Por conseguinte, o Termo de Ajustamento de Conduta que versa sobre obrigação de fazer, enseja também execução por obrigação de pagar, devendo o juiz, ao despachar a inicial, fixar multa diária por descumprimento da obrigação, bem como a data a partir da qual será devida. Também considerando o alcance dos objetivos comuns de forma mais célere, bem como a praticidade, consideramos a possibilidade da destinação do valor total das multas – tanto da astreinte, definida no § 1° desta cláusula, quanto da multa judicial a ser definida ao despachar esta – para depósito destinado ao cumprimento das obrigações.
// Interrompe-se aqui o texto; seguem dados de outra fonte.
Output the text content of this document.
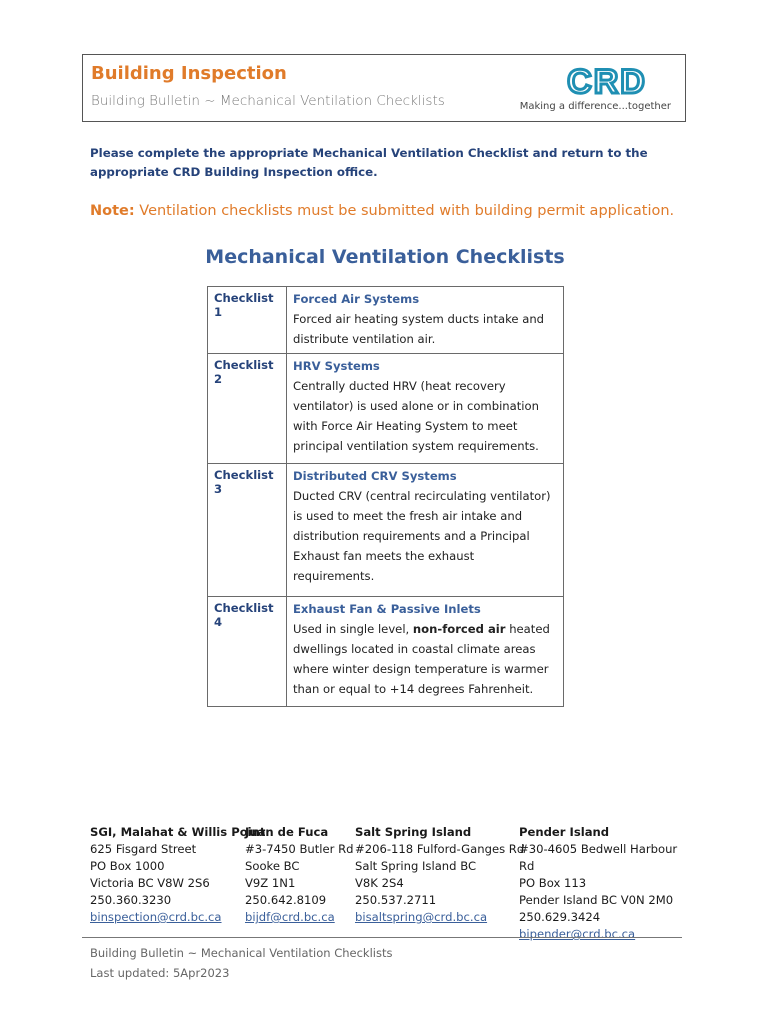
Building Inspection
Building Bulletin ~ Mechanical Ventilation Checklists	CRD
Making a difference...together
Please complete the appropriate Mechanical Ventilation Checklist and return to the appropriate CRD Building Inspection office.
Note: Ventilation checklists must be submitted with building permit application.
Mechanical Ventilation Checklists
Checklist 1	Forced Air Systems
Forced air heating system ducts intake and distribute ventilation air.
Checklist 2	HRV Systems
Centrally ducted HRV (heat recovery ventilator) is used alone or in combination with Force Air Heating System to meet principal ventilation system requirements.
Checklist 3	Distributed CRV Systems
Ducted CRV (central recirculating ventilator) is used to meet the fresh air intake and distribution requirements and a Principal Exhaust fan meets the exhaust requirements.
Checklist 4	Exhaust Fan & Passive Inlets
Used in single level, non-forced air heated dwellings located in coastal climate areas where winter design temperature is warmer than or equal to +14 degrees Fahrenheit.
SGI, Malahat & Willis Point
625 Fisgard Street
PO Box 1000
Victoria BC V8W 2S6
250.360.3230
binspection@crd.bc.ca
Juan de Fuca
#3-7450 Butler Rd
Sooke BC
V9Z 1N1
250.642.8109
bijdf@crd.bc.ca
Salt Spring Island
#206-118 Fulford-Ganges Rd
Salt Spring Island BC
V8K 2S4
250.537.2711
bisaltspring@crd.bc.ca
Pender Island
#30-4605 Bedwell Harbour Rd
PO Box 113
Pender Island BC V0N 2M0
250.629.3424
bipender@crd.bc.ca
Building Bulletin ~ Mechanical Ventilation Checklists
Last updated: 5Apr2023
É certo que o Compromisso de Ajustamento de Conduta tem eficácia de título executivo extrajudicial, nos termos do art. 5o, § 6o, da Lei de Ação Civil Pública; se não cumprido na data aprazada, se torna exigível por meio da competente Ação de Execução Judicial, tanto no que se refere à obrigação assumida, quanto à multa diária fixada.
Requer, assim, o Ministério Público do Estado do Pará:
1) Que, em observância ao disposto nos artigos 814 e seguintes do CPC, sejam os executados – município Belém e o seu gestor municipal – citados na pessoa de seus representantes legais para satisfazer a OBRIGAÇÃO DE FAZER estabelecida em Termo de Ajustamento de Conduta, consistente na obrigação de cumprir as cláusulas acima descritas, direta ou indiretamente, bem assim, a indicação da dotação orçamentária correspondente para sua execução cabal;
2) Requer-se, desde logo, ainda de acordo com o artigo 814 do CPC, a fixação de penalidade (multa) por dia de atraso no cumprimento da obrigação, a ser estabelecida em moeda corrente, não apenas para o próprio ente público executado, mas também na pessoa de seu gestor municipal a qual deverá ser recolhida em conta própria e que reverterá em benefício do cumprimento da obrigação;
3) O cumprimento da OBRIGAÇÃO DE PAGAR – de forma solidária pelos Executados – da multa prevista no TAC, na cláusula 14, atualmente no montante de R$-: R$
25.877.725,00 (Vinte e cinco milhões, oitocentos e setenta e sete mil, setecentos e vinte e cinco reais), correspondente aos dias de atraso até a data de hoje, que deve não apenas ser contabilizada até o dia do efetivo cumprimento da obrigação assumida, como também atualizada e corrigida até o dia do efetivo pagamento, a ser direcionada para o cumprimento das obrigações.
4) A dispensa do pagamento de custas, emolumentos e outros encargos, à vista do disposto no artigo 18, da Lei 7.347/85. Dá-se a presente, para todos os fins, o valor de R$-: R$ 25.877.725,00 (Vinte e cinco milhões, oitocentos e setenta e sete mil, setecentos e vinte e cinco reais).